I’ve always thought Don DeLillo’s “Libra” is the best fictional treatment of JFK’s assassination, followed closely by James Ellroy’s “American Tabloid.” But Washington author and agent Ron Goldfarb makes the case for another legitimate contender. In a piece entitled, Rereading Charles McCarry, published last week in Washington Independent Review of Books, Goldfarb wrote:
“I’ve returned to Charles McCarry’s ‘The Tears of Autumn,’ a 1974 novel reissued in 2005 as a classic, by a former CIA agent, then editor, now novelist, and, in my judgment, if not the the best, one of Washington’s best authors. I read this book on the subject of the assassination years ago and was blown away by the rich literary quality of McCarry’s writing and intrigued by the persuasiveness of his unique speculation.”
It has been a while since I read the book but I recall being impressed by its taut realism about the milieu of the CIA in the early 1960s.
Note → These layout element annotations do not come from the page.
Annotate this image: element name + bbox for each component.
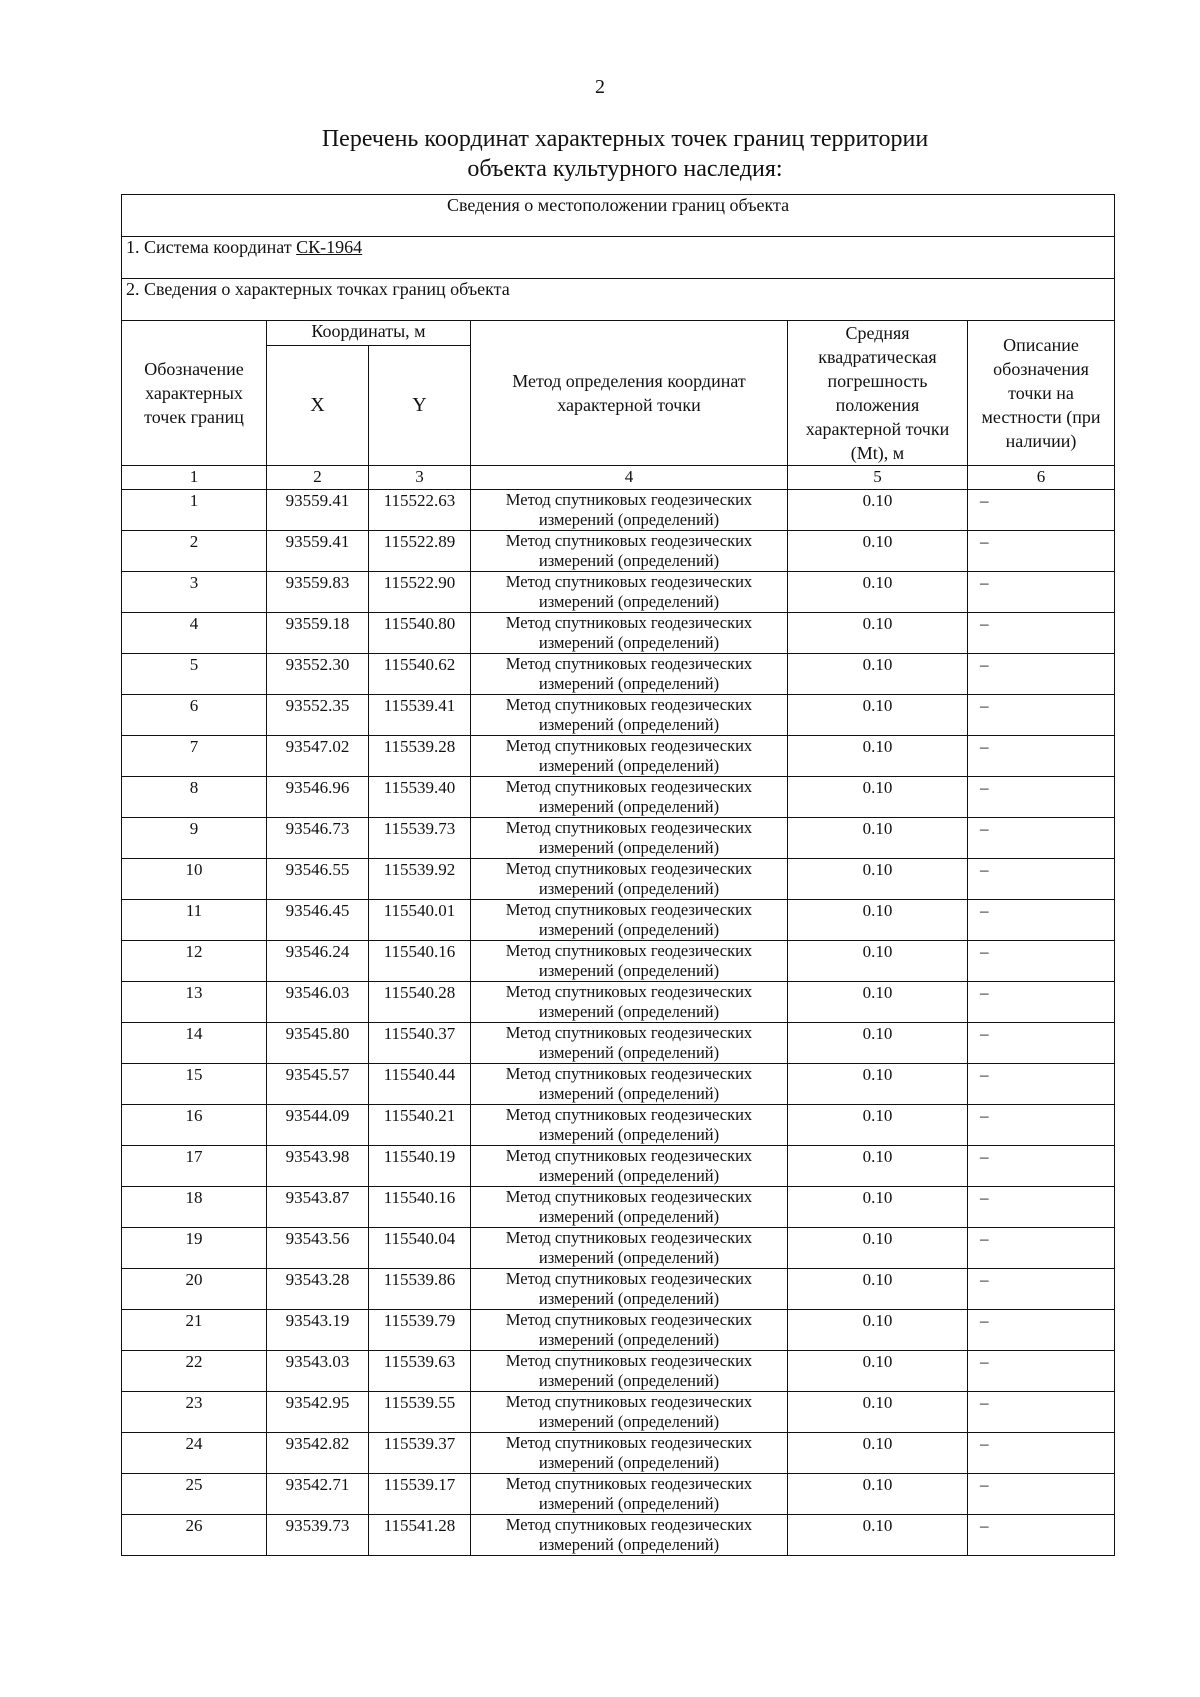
description-value: – xyxy=(968,941,1115,982)
point-number: 15 xyxy=(122,1064,267,1105)
y-coordinate: 115540.01 xyxy=(369,900,471,941)
method: Метод спутниковых геодезических измерений (определений) xyxy=(471,1228,788,1269)
document-title-line-2: объекта культурного наследия: xyxy=(467,156,783,182)
col-header-y: Y xyxy=(369,345,471,465)
description-value: – xyxy=(968,1064,1115,1105)
y-coordinate: 115540.62 xyxy=(369,654,471,695)
table-row xyxy=(122,613,1115,654)
column-number: 1 xyxy=(122,466,267,490)
table-row xyxy=(122,490,1115,531)
method: Метод спутниковых геодезических измерений (определений) xyxy=(471,1351,788,1392)
col-header-method: Метод определения координат характерной точки xyxy=(471,321,788,466)
column-number: 3 xyxy=(369,466,471,490)
document-title-line-1: Перечень координат характерных точек границ территории xyxy=(321,126,929,152)
column-number: 4 xyxy=(471,466,788,490)
coord-system-label: 1. Система координат xyxy=(126,237,292,257)
table-row xyxy=(122,1392,1115,1433)
column-number: 6 xyxy=(968,466,1115,490)
method: Метод спутниковых геодезических измерений (определений) xyxy=(471,1146,788,1187)
description-value: – xyxy=(968,1351,1115,1392)
coord-system-cell xyxy=(122,237,1115,279)
description-value: – xyxy=(968,1392,1115,1433)
y-coordinate: 115522.90 xyxy=(369,572,471,613)
description-value: – xyxy=(968,736,1115,777)
point-number: 16 xyxy=(122,1105,267,1146)
x-coordinate: 93539.73 xyxy=(267,1515,369,1556)
error-value: 0.10 xyxy=(788,1269,968,1310)
x-coordinate: 93559.83 xyxy=(267,572,369,613)
error-value: 0.10 xyxy=(788,613,968,654)
y-coordinate: 115539.55 xyxy=(369,1392,471,1433)
description-value: – xyxy=(968,695,1115,736)
x-coordinate: 93543.98 xyxy=(267,1146,369,1187)
method: Метод спутниковых геодезических измерений (определений) xyxy=(471,982,788,1023)
y-coordinate: 115539.41 xyxy=(369,695,471,736)
x-coordinate: 93552.35 xyxy=(267,695,369,736)
method: Метод спутниковых геодезических измерений (определений) xyxy=(471,1515,788,1556)
table-row xyxy=(122,1269,1115,1310)
description-value: – xyxy=(968,1310,1115,1351)
method: Метод спутниковых геодезических измерений (определений) xyxy=(471,613,788,654)
y-coordinate: 115541.28 xyxy=(369,1515,471,1556)
table-row xyxy=(122,1474,1115,1515)
table-row xyxy=(122,777,1115,818)
error-value: 0.10 xyxy=(788,1023,968,1064)
table-row xyxy=(122,1310,1115,1351)
description-value: – xyxy=(968,654,1115,695)
y-coordinate: 115539.63 xyxy=(369,1351,471,1392)
point-number: 5 xyxy=(122,654,267,695)
table-row xyxy=(122,982,1115,1023)
description-value: – xyxy=(968,1146,1115,1187)
error-value: 0.10 xyxy=(788,654,968,695)
points-header: 2. Сведения о характерных точках границ объекта xyxy=(122,279,1115,321)
method: Метод спутниковых геодезических измерений (определений) xyxy=(471,859,788,900)
table-row xyxy=(122,736,1115,777)
error-value: 0.10 xyxy=(788,1064,968,1105)
description-value: – xyxy=(968,1515,1115,1556)
point-number: 25 xyxy=(122,1474,267,1515)
description-value: – xyxy=(968,982,1115,1023)
y-coordinate: 115540.21 xyxy=(369,1105,471,1146)
table-row xyxy=(122,1351,1115,1392)
method: Метод спутниковых геодезических измерений (определений) xyxy=(471,490,788,531)
table-row xyxy=(122,1146,1115,1187)
description-value: – xyxy=(968,1474,1115,1515)
x-coordinate: 93542.82 xyxy=(267,1433,369,1474)
method: Метод спутниковых геодезических измерений (определений) xyxy=(471,900,788,941)
error-value: 0.10 xyxy=(788,1392,968,1433)
method: Метод спутниковых геодезических измерений (определений) xyxy=(471,941,788,982)
description-value: – xyxy=(968,777,1115,818)
method: Метод спутниковых геодезических измерений (определений) xyxy=(471,1433,788,1474)
point-number: 17 xyxy=(122,1146,267,1187)
point-number: 18 xyxy=(122,1187,267,1228)
coord-system-value: СК-1964 xyxy=(296,237,363,257)
method: Метод спутниковых геодезических измерений (определений) xyxy=(471,531,788,572)
coord-system-row xyxy=(122,237,1115,279)
y-coordinate: 115539.37 xyxy=(369,1433,471,1474)
section-header-row xyxy=(122,195,1115,237)
coordinates-table xyxy=(121,194,1115,1556)
description-value: – xyxy=(968,1433,1115,1474)
document-title xyxy=(0,124,1200,184)
point-number: 1 xyxy=(122,490,267,531)
table-row xyxy=(122,1023,1115,1064)
error-value: 0.10 xyxy=(788,1474,968,1515)
error-value: 0.10 xyxy=(788,736,968,777)
table-row xyxy=(122,1515,1115,1556)
x-coordinate: 93546.73 xyxy=(267,818,369,859)
y-coordinate: 115539.86 xyxy=(369,1269,471,1310)
x-coordinate: 93543.87 xyxy=(267,1187,369,1228)
y-coordinate: 115540.16 xyxy=(369,1187,471,1228)
error-value: 0.10 xyxy=(788,777,968,818)
method: Метод спутниковых геодезических измерений (определений) xyxy=(471,1310,788,1351)
y-coordinate: 115539.40 xyxy=(369,777,471,818)
error-value: 0.10 xyxy=(788,941,968,982)
error-value: 0.10 xyxy=(788,490,968,531)
col-header-coordinates: Координаты, м xyxy=(267,321,471,346)
method: Метод спутниковых геодезических измерений (определений) xyxy=(471,1392,788,1433)
x-coordinate: 93545.80 xyxy=(267,1023,369,1064)
y-coordinate: 115539.92 xyxy=(369,859,471,900)
column-number: 2 xyxy=(267,466,369,490)
points-header-row xyxy=(122,279,1115,321)
error-value: 0.10 xyxy=(788,900,968,941)
col-header-x: X xyxy=(267,345,369,465)
x-coordinate: 93559.41 xyxy=(267,490,369,531)
y-coordinate: 115540.80 xyxy=(369,613,471,654)
point-number: 23 xyxy=(122,1392,267,1433)
description-value: – xyxy=(968,1269,1115,1310)
method: Метод спутниковых геодезических измерений (определений) xyxy=(471,1269,788,1310)
table-row xyxy=(122,818,1115,859)
method: Метод спутниковых геодезических измерений (определений) xyxy=(471,1187,788,1228)
y-coordinate: 115539.79 xyxy=(369,1310,471,1351)
point-number: 13 xyxy=(122,982,267,1023)
x-coordinate: 93546.55 xyxy=(267,859,369,900)
table-row xyxy=(122,1433,1115,1474)
x-coordinate: 93542.95 xyxy=(267,1392,369,1433)
method: Метод спутниковых геодезических измерений (определений) xyxy=(471,818,788,859)
table-row xyxy=(122,531,1115,572)
column-header-row-1 xyxy=(122,321,1115,346)
method: Метод спутниковых геодезических измерений (определений) xyxy=(471,736,788,777)
x-coordinate: 93544.09 xyxy=(267,1105,369,1146)
point-number: 7 xyxy=(122,736,267,777)
point-number: 4 xyxy=(122,613,267,654)
col-header-error: Средняя квадратическая погрешность положения характерной точки (Mt), м xyxy=(788,321,968,466)
point-number: 3 xyxy=(122,572,267,613)
point-number: 21 xyxy=(122,1310,267,1351)
table-row xyxy=(122,1187,1115,1228)
point-number: 8 xyxy=(122,777,267,818)
point-number: 11 xyxy=(122,900,267,941)
description-value: – xyxy=(968,1187,1115,1228)
x-coordinate: 93542.71 xyxy=(267,1474,369,1515)
point-number: 10 xyxy=(122,859,267,900)
error-value: 0.10 xyxy=(788,1228,968,1269)
point-number: 24 xyxy=(122,1433,267,1474)
table-row xyxy=(122,572,1115,613)
method: Метод спутниковых геодезических измерений (определений) xyxy=(471,695,788,736)
table-row xyxy=(122,900,1115,941)
x-coordinate: 93543.19 xyxy=(267,1310,369,1351)
x-coordinate: 93546.96 xyxy=(267,777,369,818)
x-coordinate: 93546.03 xyxy=(267,982,369,1023)
error-value: 0.10 xyxy=(788,531,968,572)
y-coordinate: 115540.28 xyxy=(369,982,471,1023)
point-number: 22 xyxy=(122,1351,267,1392)
description-value: – xyxy=(968,1023,1115,1064)
method: Метод спутниковых геодезических измерений (определений) xyxy=(471,1105,788,1146)
point-number: 20 xyxy=(122,1269,267,1310)
description-value: – xyxy=(968,572,1115,613)
point-number: 14 xyxy=(122,1023,267,1064)
table-row xyxy=(122,941,1115,982)
x-coordinate: 93559.41 xyxy=(267,531,369,572)
description-value: – xyxy=(968,613,1115,654)
y-coordinate: 115540.19 xyxy=(369,1146,471,1187)
x-coordinate: 93543.56 xyxy=(267,1228,369,1269)
point-number: 19 xyxy=(122,1228,267,1269)
x-coordinate: 93545.57 xyxy=(267,1064,369,1105)
error-value: 0.10 xyxy=(788,572,968,613)
y-coordinate: 115539.17 xyxy=(369,1474,471,1515)
table-row xyxy=(122,1105,1115,1146)
y-coordinate: 115539.28 xyxy=(369,736,471,777)
method: Метод спутниковых геодезических измерений (определений) xyxy=(471,1064,788,1105)
y-coordinate: 115540.44 xyxy=(369,1064,471,1105)
x-coordinate: 93547.02 xyxy=(267,736,369,777)
table-row xyxy=(122,859,1115,900)
point-number: 2 xyxy=(122,531,267,572)
x-coordinate: 93546.24 xyxy=(267,941,369,982)
y-coordinate: 115539.73 xyxy=(369,818,471,859)
method: Метод спутниковых геодезических измерений (определений) xyxy=(471,572,788,613)
y-coordinate: 115540.37 xyxy=(369,1023,471,1064)
error-value: 0.10 xyxy=(788,1187,968,1228)
error-value: 0.10 xyxy=(788,1433,968,1474)
point-number: 26 xyxy=(122,1515,267,1556)
error-value: 0.10 xyxy=(788,1515,968,1556)
error-value: 0.10 xyxy=(788,818,968,859)
description-value: – xyxy=(968,1105,1115,1146)
description-value: – xyxy=(968,490,1115,531)
description-value: – xyxy=(968,818,1115,859)
table-row xyxy=(122,654,1115,695)
page-number: 2 xyxy=(595,76,605,98)
x-coordinate: 93552.30 xyxy=(267,654,369,695)
error-value: 0.10 xyxy=(788,1105,968,1146)
y-coordinate: 115540.16 xyxy=(369,941,471,982)
col-header-designation: Обозначение характерных точек границ xyxy=(122,321,267,466)
table-row xyxy=(122,1064,1115,1105)
error-value: 0.10 xyxy=(788,1351,968,1392)
description-value: – xyxy=(968,531,1115,572)
method: Метод спутниковых геодезических измерений (определений) xyxy=(471,1023,788,1064)
x-coordinate: 93543.28 xyxy=(267,1269,369,1310)
y-coordinate: 115522.89 xyxy=(369,531,471,572)
table-row xyxy=(122,1228,1115,1269)
section-header: Сведения о местоположении границ объекта xyxy=(122,195,1115,237)
table-row xyxy=(122,695,1115,736)
error-value: 0.10 xyxy=(788,1310,968,1351)
x-coordinate: 93546.45 xyxy=(267,900,369,941)
error-value: 0.10 xyxy=(788,859,968,900)
method: Метод спутниковых геодезических измерений (определений) xyxy=(471,654,788,695)
point-number: 12 xyxy=(122,941,267,982)
x-coordinate: 93559.18 xyxy=(267,613,369,654)
description-value: – xyxy=(968,1228,1115,1269)
y-coordinate: 115540.04 xyxy=(369,1228,471,1269)
col-header-description: Описание обозначения точки на местности (при наличии) xyxy=(968,321,1115,466)
error-value: 0.10 xyxy=(788,695,968,736)
method: Метод спутниковых геодезических измерений (определений) xyxy=(471,1474,788,1515)
description-value: – xyxy=(968,859,1115,900)
error-value: 0.10 xyxy=(788,982,968,1023)
y-coordinate: 115522.63 xyxy=(369,490,471,531)
column-number: 5 xyxy=(788,466,968,490)
x-coordinate: 93543.03 xyxy=(267,1351,369,1392)
description-value: – xyxy=(968,900,1115,941)
point-number: 9 xyxy=(122,818,267,859)
point-number: 6 xyxy=(122,695,267,736)
method: Метод спутниковых геодезических измерений (определений) xyxy=(471,777,788,818)
error-value: 0.10 xyxy=(788,1146,968,1187)
column-number-row xyxy=(122,466,1115,490)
I was skeptical about McCarry’s theory that the assassination emanated from JFK’s Vietnam policies, but the fact that McCarry was a career CIA officer and a political conservative made its conspiratorial take on JFK’s death all the more interesting.
Seems like if McCarry’s premise was true, the CIA would’ve been all over this providing evidence to the public. The Vietnam assassinations just 3 weeks prior to JFK’s own death should be considered in any assessment of what happened, but they look like more CIA-driven policy running beyond the control of the administration again to me.
Richard Condon’s WINTER KILLS is a black comedy about the assassination that captures the frustration of researchers trying to solve the case, and how it leads down the rabbit hole.
It recalls that David Atlee Phillips wrote a manuscript, The Legacy of AMLASH, that could be also interesting, above all because it ends thusly:
“I was one of the two case officers who handled Lee Harvey Oswald. After working to establish his Marxist bona fides, we gave him the mission of killing Fidel Castro in Cuba. I helped him when he came to Mexico City to obtain a visa, and when he returned to Dallas to wait for it I saw him twice there. We rehearsed the plan many times: In Havana Oswald was to assassinate Castro with a sniper’s rifle from the upper floor window of a building on the route where Castro often drove in an open jeep. Whether Oswald was a double-agent or a psycho I’m not sure, and I don’t know why he killed Kennedy. But I do know he used precisely the plan we had devised against Castro. Thus the CIA did not anticipate the President’s assassination but it was responsible for it. I share that guilt.”